For Avro, there are some features that cannot be converted to SQL types:

  • Unions (aside from unions that are a single type and null, which are converted to nullable columns)
  • Maps
  • Arrays

Fields with these types will be re-encoded as JSON and stored in a JSON column, in which form they can be processed via SQL JSON functions.

At table creation time (when the table is saved in the UI or when the pipeline is started via SQL for SQL-defined tables), Arroyo will read the schema from the schema registry and convert it to a SQL schema. That schema is used as the “reader” schema for the lifetime of the table and determines what fields are available. If the schema in the schema registry is updated or deleted, reads from the table will continue to use the original schema.

When using the schema registry, Arroyo will also look at the schema ID for each message, and if it encounters a new schema ID, it will fetch the schema from the schema registry and use it as the “writer” schema.

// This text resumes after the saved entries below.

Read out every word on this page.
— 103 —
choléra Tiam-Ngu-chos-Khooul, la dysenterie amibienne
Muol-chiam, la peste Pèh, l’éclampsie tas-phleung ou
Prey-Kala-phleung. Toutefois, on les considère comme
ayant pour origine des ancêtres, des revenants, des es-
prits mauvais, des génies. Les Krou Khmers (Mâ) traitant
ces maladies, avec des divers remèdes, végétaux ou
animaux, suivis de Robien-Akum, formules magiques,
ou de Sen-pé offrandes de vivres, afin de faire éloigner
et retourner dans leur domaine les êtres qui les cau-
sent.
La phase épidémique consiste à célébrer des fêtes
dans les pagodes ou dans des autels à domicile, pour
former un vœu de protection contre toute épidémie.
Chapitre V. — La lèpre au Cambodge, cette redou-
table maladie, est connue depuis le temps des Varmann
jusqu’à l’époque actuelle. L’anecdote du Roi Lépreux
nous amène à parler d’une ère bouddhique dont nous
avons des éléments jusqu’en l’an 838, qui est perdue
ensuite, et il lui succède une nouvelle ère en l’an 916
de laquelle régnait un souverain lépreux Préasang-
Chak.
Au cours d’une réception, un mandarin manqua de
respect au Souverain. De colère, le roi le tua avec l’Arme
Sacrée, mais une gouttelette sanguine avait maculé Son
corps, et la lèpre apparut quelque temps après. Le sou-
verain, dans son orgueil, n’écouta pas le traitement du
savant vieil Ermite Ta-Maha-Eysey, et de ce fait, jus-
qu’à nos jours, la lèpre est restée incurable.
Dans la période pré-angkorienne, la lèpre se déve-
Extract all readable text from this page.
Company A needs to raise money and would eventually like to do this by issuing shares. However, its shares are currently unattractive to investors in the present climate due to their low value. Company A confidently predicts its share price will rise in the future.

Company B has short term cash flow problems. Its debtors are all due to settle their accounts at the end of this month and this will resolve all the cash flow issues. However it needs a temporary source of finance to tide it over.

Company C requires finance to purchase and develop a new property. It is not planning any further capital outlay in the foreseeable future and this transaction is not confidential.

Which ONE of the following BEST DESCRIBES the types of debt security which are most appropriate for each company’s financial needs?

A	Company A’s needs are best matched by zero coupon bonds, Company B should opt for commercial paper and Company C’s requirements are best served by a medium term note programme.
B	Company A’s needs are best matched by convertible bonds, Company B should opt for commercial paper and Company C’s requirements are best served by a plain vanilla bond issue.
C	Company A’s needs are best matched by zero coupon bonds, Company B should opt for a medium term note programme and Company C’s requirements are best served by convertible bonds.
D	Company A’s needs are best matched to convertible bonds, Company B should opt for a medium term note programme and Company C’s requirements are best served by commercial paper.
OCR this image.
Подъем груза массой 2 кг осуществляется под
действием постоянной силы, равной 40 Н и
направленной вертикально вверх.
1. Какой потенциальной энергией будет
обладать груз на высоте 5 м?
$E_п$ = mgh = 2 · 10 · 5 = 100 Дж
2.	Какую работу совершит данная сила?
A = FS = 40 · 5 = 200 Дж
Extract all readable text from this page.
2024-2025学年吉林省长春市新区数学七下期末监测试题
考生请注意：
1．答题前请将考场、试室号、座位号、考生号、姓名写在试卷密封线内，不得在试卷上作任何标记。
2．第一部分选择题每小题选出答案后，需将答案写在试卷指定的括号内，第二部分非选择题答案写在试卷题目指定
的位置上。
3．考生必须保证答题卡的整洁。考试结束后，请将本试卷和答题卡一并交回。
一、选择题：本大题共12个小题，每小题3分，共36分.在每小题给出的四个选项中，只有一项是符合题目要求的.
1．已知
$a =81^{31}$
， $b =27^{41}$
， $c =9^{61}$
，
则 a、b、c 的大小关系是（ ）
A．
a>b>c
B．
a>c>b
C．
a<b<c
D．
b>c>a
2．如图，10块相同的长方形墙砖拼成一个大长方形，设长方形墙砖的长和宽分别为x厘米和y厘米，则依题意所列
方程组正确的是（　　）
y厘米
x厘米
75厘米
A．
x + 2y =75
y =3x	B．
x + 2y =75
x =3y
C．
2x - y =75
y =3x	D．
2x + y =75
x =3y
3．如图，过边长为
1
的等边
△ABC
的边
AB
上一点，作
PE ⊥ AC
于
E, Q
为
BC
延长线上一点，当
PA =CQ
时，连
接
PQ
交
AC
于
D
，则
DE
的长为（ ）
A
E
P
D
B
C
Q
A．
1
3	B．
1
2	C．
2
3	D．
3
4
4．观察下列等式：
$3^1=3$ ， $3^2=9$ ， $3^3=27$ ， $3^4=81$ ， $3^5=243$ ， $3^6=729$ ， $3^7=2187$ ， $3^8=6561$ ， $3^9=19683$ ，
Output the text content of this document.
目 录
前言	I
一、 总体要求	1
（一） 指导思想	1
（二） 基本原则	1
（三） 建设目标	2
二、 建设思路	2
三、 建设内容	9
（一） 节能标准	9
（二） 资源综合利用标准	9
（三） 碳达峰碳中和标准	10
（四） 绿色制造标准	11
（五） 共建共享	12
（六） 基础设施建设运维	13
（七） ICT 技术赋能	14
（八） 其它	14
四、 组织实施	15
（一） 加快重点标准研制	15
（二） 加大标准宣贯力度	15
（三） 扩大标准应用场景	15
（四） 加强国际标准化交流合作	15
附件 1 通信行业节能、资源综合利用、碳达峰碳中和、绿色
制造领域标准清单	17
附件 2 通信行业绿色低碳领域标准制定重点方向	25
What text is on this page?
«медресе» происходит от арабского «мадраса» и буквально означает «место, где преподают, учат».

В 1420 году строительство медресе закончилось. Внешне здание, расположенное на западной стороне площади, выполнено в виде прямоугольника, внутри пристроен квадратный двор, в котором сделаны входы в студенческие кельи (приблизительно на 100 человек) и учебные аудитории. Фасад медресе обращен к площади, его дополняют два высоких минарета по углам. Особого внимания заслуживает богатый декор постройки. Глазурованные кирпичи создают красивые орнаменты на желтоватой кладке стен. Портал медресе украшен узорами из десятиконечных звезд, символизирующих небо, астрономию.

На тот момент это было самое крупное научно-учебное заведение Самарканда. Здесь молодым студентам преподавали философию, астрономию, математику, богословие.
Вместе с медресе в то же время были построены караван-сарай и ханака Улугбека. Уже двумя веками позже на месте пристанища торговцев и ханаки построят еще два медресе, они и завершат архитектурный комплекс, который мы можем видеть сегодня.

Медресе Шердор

Messages are then decoded using the writer schema and then evolved to conform to the reader schema. This ensures that we are able to read the data, so long as the schema in the schema registry is compatible with the reader schema. Arroyo supports all types of schema evolution, with the caveat that fields marked required—NOT NULL in SQL—cannot be removed.

Sink tables

For sink tables, Arroyo will write the schema to the schema registry at the time the pipeline is created. This schema is determined by the SQL schema of the table, and is converted to JSON or Avro as appropriate.

If there’s an existing schema in the schema registry, the new schema must be compatible for it to be written.